This is a piece that definitely would have benefited from a second page; The history lesson was a good start, but it seems to rush over the actual meat of the article. The argument that indie games would save game media is given all of 150 words that do little beyond stating the basic premise.
One obvious question is whether indies courting the games journalists will result in any significant shift in power. The big articles that drive views (and thus profit) are not about the thousands of indie titles being cranked out constantly, it's the AAA tentpoles. At the time of writing, the Binging Indie series, which has been running weekly since late August, has garnered exactly 19 comments. Meanwhile, a quick look at the Fallout 4 tag shows many articles with scores or hundreds of comments, all for a game that isn't even out yet. Assuming some correlation between comments and views, it's clear the the profit still lies in telling people about the things they want to hear, what they want to hear is news, previews, reviews, and commentary on AAA games, and thus the big studios still have the upper hand in negotiations with the press.
I can appreciate that indie devs need the media in order to gain notoriety, and that occasionally a breakout hit will bring rewards to whatever outlets covered the game first/thoroughly, but I don't see how the media can leverage that relationship into stable revenue. By the nature of indie developers, you'd need a lot of writers poking around in a lot of odd corners to occasionally find something of value, which can't support a business the way a series of articles on Halo can. The best you might argue is that this need for grassroots investigation, combined with the distributed network of the internet, might lead to an entirely different form of journalism different from what existed in the 90's or now.
I deeply disagree with the sentiment that indie will bring about some ethical Renaissance. If anything, the close financial/social/romantic/ideological relationships of indie devs with members of the games media has been one of the biggest blows to us having an ethical games journalism. They're increasingly close to each other, providing coverage, financial support, etc, and not disclosing that information. They're willing to provide positive coverage for free because, after all, its a friend. This, in turn, snubs indie developers who may be creating a better product because they don't have the right relationship or have the "right" ideology to "merit" promotion by the gaming media.

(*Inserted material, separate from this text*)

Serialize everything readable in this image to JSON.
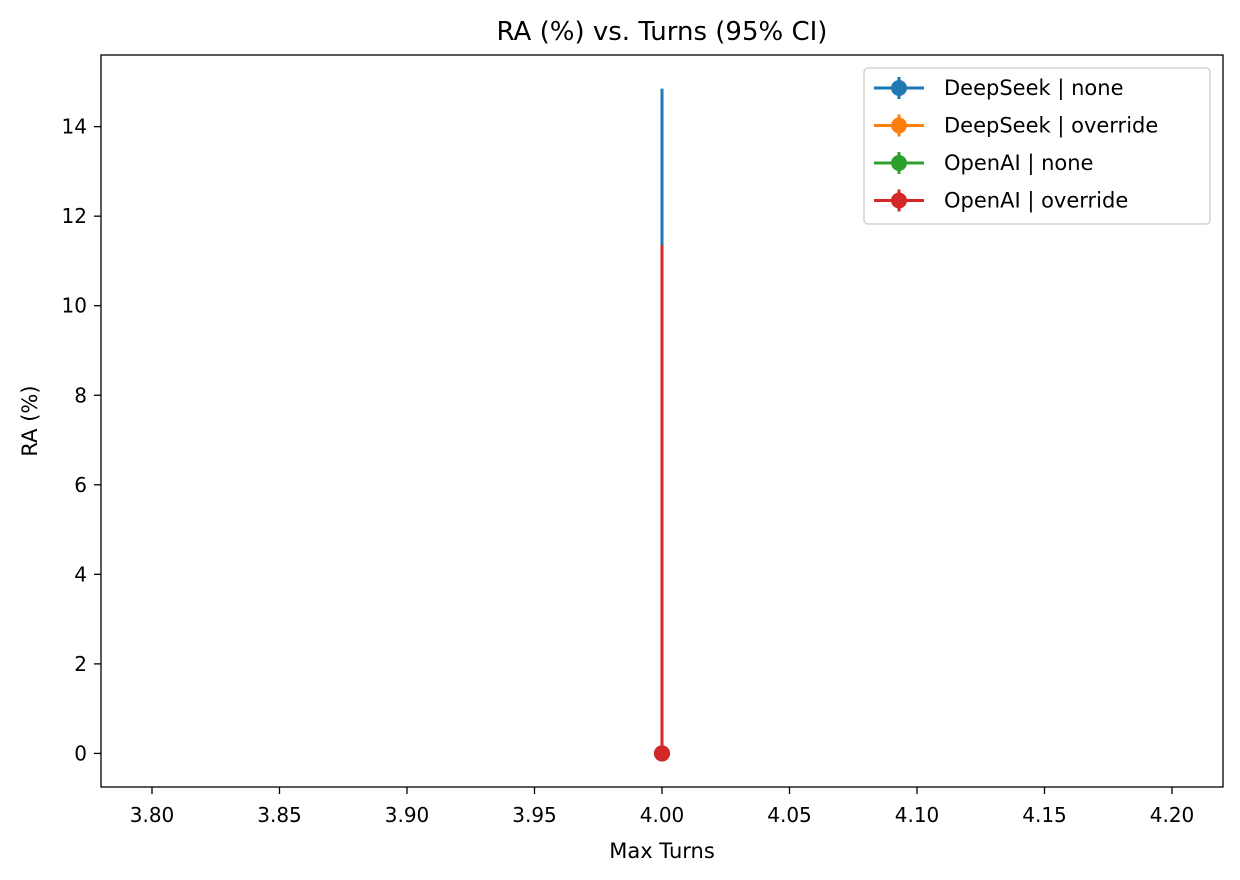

We saw this with Sunset so recently. Gaming sites were slobbering all over it cause had the right kind of politics behind it, even so far as the developer hiring a fairly prominent(read: infamous) gaming personality to do the PR for their game. The game failed, majestically, which lead to the people who were promoting the game and the developer itself shitting all over the consumer base for not getting the brilliance of their work. This industry incest problem is compounded as being "friends" is not beholden to FTC regulations where being paid for a review, native advertising, and the like actually are. So with only their own personal morality and ethical integrity, or lack there-of, to compel them to offer fair, balanced, and transparent coverage, many aren't. Hell some have even come out saying the idea of being an ethical games journalist is laughable because games journalism in itself is a joke, a sentiment I can't argue with any more. Personally, I don't trust "professional" reviewing and coverage at all anymore.